Contestants who used steroids placed themselves at increased risk of a heart attack, liver damage, or shrunken testicles. Pursuing a championship physique shouldn’t require endangering your entire body, and the long-term side effects of steroids presented a clear need for the competition to partner with professional support. The regulatory body that oversee the Mr. Olympia competition – the International Federation of Bodybuilding – adopted the World Anti-Doping Code in 2003 and have continued working to keep the sport free of steroids and other banned substances. As smart as these bodies are they’re competing some less scrupulous athletes, the kind who like winning at any costs, who keep inventing ways to stay ahead of the tests.

Strong, Tall, and Handsome

When looking at the heights of Mr. Olympia winners, we found their average height was 5 feet 7 inches, shorter than the average American man. Except for a few outliers – Arnold Schwarzenegger, Lee Haney, and Ronnie Coleman – every winner landed at, or shorter than, the height of the average American man. It may be that shorter height helped these contestants to appear proportionally bulkier, giving them an advantage in the competition. It’s also possible that shorter men are more likely to go into bodybuilding to increase their overall size. There are statistics that suggest a perceived connection between a man’s height and his masculinity – a man who is 6 feet tall or taller is 33 percent more likely to secure a date online than a man of average height, for instance. This could lead to body image sensitivity that motivates average size men to try anything – including steroids – to achieve the size they want.

Bodybuilders and BMI

With so much competing information about what a healthy body is or looks like, it’s no wonder the subject calls for both confusion and sensitivity. When looking at BMI (Body Mass Index), you can generally tell whether someone is below, above, or within a healthy weight range. However, the BMI’s ability to place more muscular individuals appropriately is a question mark, since increased muscle mass is just factored in as additional weight. The Center for Disease Control (CDC) points out that the tool might only serve as a rough guide for athletes, and recommends partnering with a health care professional.

Only one Mr. Olympia, Frank Zane, had a BMI that was close to that of an average American man. Ronnie Coleman, on the other hand, was winning Mr. Olympia competitions in the late 1990s through mid-2000s with a BMI that technically classified as “obese.” We charted the average American male overtime to reflect the changes in their BMI relatively to the years.

Conclusion

Bodybuilding can be a safe sport, but it glamorizes the unhealthy pursuit of an unnaturally obtainable physique. Many of these competitors have to rely on steroids, while gambling with its dangerous side effects, in their pursuit of a body that aligns with the standards of their competitors.

Just because they are winning competitions based on looks and lifts, doesn’t mean that these bodybuilders are models of perfection. Its likely they’re carrying the heavy burden of body image issues by themselves. Don’t fight this battle alone.

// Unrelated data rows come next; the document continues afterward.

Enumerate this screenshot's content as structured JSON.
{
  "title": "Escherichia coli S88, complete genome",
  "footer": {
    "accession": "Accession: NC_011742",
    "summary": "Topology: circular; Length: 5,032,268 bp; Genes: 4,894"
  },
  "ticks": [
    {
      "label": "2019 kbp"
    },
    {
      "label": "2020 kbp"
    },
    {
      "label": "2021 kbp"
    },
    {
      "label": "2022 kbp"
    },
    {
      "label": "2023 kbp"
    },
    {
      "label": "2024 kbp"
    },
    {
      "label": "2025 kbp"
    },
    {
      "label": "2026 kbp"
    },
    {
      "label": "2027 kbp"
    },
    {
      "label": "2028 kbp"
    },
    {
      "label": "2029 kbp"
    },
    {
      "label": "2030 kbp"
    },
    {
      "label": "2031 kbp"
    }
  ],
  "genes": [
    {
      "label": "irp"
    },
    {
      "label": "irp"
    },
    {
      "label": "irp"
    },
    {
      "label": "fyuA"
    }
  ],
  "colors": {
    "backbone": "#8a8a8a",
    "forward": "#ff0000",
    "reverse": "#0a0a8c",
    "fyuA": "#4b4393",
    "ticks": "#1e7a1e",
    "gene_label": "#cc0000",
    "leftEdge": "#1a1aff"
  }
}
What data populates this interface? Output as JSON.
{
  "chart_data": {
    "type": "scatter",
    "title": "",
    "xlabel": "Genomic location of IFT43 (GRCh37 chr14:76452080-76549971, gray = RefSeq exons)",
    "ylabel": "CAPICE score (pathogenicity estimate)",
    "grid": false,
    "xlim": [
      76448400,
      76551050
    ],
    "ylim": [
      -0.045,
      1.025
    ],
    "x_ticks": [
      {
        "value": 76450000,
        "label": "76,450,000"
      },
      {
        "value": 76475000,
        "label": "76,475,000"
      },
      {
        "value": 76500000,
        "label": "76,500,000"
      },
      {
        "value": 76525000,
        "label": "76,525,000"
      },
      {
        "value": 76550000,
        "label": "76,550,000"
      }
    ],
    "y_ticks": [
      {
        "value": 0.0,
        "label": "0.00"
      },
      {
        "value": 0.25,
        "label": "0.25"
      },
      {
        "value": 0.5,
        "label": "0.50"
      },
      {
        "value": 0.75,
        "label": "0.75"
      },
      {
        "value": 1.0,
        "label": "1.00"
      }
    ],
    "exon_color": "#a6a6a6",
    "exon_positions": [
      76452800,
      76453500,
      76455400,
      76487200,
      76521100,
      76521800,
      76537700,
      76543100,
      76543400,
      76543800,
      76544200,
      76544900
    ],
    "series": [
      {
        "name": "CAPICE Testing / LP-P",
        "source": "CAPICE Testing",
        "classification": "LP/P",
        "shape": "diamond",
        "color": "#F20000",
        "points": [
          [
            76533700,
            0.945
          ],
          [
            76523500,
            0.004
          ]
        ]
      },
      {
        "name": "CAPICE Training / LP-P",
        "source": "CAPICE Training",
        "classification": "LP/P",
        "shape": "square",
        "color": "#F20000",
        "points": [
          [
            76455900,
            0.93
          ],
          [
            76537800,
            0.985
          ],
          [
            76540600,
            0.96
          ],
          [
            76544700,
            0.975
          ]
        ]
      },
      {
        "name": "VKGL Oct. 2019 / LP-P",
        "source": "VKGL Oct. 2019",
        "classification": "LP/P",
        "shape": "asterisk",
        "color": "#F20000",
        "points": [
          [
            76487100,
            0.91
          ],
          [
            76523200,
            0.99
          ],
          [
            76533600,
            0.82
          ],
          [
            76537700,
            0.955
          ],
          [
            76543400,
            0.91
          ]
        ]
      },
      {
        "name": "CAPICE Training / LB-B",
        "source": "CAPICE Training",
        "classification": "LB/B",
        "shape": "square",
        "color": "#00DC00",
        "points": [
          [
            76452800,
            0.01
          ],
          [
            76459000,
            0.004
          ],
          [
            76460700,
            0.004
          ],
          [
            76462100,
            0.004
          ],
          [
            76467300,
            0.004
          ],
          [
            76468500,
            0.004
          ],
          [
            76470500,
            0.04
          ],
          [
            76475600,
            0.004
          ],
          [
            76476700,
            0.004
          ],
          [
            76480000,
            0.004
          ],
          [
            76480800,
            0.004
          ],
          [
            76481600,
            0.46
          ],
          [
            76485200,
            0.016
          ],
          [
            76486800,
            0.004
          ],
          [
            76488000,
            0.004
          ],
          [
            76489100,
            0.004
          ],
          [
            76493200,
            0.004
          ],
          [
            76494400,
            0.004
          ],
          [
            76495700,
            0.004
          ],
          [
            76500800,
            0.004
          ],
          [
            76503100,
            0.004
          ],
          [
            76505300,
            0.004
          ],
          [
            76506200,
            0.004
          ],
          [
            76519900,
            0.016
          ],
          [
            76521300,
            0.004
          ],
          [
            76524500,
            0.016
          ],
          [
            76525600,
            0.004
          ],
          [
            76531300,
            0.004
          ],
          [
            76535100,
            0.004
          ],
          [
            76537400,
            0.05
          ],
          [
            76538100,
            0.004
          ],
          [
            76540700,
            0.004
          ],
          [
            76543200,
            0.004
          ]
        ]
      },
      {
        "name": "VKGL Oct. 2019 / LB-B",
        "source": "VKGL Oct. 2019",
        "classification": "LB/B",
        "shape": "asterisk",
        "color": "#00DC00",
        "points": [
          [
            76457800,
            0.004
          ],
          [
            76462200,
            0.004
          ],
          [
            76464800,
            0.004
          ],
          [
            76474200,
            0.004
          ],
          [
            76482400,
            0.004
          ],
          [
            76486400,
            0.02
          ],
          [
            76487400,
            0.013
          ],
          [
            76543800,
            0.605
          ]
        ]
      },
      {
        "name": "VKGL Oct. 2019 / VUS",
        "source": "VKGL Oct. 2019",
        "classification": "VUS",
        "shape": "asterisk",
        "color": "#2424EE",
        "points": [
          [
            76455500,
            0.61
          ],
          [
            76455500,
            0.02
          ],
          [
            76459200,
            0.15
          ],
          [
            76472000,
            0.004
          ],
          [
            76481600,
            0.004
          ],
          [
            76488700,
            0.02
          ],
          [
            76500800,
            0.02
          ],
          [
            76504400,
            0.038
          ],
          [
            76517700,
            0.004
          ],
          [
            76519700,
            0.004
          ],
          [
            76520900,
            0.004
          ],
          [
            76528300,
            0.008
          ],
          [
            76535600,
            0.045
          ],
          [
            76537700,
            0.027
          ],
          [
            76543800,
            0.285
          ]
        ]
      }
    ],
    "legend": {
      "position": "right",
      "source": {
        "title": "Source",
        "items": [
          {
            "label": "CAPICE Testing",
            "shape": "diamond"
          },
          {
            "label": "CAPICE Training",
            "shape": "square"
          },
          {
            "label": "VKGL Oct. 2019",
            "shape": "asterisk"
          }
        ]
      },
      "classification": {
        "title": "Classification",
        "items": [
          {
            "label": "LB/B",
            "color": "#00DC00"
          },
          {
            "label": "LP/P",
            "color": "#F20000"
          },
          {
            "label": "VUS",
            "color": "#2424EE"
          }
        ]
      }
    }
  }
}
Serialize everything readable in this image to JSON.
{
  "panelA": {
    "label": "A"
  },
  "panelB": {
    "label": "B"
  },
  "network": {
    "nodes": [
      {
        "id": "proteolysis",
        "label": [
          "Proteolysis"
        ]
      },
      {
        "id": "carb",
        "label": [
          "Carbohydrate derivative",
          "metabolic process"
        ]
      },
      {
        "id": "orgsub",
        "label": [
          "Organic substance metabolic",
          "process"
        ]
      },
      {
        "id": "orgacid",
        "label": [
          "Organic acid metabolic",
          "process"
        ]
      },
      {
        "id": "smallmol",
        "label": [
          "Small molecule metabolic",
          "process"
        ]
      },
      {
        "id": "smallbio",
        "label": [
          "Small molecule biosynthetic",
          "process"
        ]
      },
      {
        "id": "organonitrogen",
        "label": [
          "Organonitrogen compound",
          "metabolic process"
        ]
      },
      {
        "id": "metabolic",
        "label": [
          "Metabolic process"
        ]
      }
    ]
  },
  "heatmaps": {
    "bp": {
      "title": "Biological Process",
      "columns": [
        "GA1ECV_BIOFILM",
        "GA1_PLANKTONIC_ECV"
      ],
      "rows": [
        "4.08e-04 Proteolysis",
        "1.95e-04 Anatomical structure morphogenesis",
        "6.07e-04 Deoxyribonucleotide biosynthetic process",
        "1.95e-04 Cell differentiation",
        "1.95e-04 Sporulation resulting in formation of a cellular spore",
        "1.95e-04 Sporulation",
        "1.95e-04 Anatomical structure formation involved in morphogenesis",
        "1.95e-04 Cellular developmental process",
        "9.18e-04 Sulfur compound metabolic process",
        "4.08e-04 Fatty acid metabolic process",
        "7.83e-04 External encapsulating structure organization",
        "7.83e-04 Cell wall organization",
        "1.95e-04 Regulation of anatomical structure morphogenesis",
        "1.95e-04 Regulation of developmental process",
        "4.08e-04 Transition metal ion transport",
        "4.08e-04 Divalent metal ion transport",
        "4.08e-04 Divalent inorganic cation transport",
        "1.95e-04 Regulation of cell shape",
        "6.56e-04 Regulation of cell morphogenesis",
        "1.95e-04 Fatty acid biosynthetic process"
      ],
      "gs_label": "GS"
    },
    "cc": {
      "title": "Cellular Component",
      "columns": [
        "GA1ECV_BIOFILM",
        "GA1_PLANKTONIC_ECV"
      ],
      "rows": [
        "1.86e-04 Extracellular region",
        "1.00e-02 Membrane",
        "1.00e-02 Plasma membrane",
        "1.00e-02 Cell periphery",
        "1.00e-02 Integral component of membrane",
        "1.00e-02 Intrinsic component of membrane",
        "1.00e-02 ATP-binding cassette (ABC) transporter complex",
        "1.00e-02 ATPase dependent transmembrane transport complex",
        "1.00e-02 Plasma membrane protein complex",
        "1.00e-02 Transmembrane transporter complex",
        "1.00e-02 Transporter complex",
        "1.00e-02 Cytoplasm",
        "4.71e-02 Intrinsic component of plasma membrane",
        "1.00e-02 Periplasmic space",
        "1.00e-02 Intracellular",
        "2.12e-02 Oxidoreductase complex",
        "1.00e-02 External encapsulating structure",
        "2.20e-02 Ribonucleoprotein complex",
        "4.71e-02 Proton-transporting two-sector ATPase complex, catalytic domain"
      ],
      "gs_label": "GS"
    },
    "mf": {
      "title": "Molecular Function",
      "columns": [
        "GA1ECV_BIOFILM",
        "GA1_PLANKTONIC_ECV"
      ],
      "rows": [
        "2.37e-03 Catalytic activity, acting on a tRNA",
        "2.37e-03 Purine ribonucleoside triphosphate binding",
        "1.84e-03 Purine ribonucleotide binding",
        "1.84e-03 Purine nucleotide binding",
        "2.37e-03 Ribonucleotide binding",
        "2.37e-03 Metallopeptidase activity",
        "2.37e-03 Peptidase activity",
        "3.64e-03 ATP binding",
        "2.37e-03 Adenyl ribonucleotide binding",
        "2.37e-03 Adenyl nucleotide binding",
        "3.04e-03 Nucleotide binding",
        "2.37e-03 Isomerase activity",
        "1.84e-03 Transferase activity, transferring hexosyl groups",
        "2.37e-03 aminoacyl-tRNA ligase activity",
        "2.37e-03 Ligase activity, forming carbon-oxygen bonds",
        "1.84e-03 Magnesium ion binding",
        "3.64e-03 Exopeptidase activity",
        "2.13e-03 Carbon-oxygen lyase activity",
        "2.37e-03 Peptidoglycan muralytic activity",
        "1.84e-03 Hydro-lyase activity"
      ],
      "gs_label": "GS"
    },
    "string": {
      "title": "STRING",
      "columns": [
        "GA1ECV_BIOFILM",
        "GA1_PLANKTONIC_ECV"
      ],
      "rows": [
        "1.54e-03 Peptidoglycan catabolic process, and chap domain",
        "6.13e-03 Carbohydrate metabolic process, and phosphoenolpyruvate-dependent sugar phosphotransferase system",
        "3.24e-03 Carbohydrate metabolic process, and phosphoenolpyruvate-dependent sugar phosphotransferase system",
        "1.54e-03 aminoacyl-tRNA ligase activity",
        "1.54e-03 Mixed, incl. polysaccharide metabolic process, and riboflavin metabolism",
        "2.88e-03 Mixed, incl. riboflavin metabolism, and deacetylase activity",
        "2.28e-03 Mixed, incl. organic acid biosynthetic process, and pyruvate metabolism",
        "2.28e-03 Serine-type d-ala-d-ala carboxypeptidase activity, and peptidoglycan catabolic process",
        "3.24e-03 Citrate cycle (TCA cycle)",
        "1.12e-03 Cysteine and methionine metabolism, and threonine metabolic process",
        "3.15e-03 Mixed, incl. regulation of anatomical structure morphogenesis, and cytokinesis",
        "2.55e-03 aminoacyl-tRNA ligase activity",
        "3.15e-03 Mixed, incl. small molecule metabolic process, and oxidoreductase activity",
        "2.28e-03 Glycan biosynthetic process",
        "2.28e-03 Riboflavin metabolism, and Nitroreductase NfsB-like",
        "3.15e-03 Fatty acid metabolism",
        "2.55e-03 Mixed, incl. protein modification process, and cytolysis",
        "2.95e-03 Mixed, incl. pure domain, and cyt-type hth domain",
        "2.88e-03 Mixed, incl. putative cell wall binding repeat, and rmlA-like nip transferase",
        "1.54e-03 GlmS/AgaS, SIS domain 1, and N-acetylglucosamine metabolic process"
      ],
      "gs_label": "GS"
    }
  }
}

Find support with Bulimia.com via the web, or by phone at 1-888-232-6949, to learn more about these conditions and how we can help.

Methodology

We gathered historical measurements of Mr. Olympia winners from 1965 to 2016. Measurements for the average American man were obtained from the Anthropometric Reference Data for Children and Adults report from the CDC for available years between 1965 and 2016. The average man’s height and weight reflect men aged between 20 and 74. BMI was calculated using the formula weight (lb.) / [height (in)]2 x 703.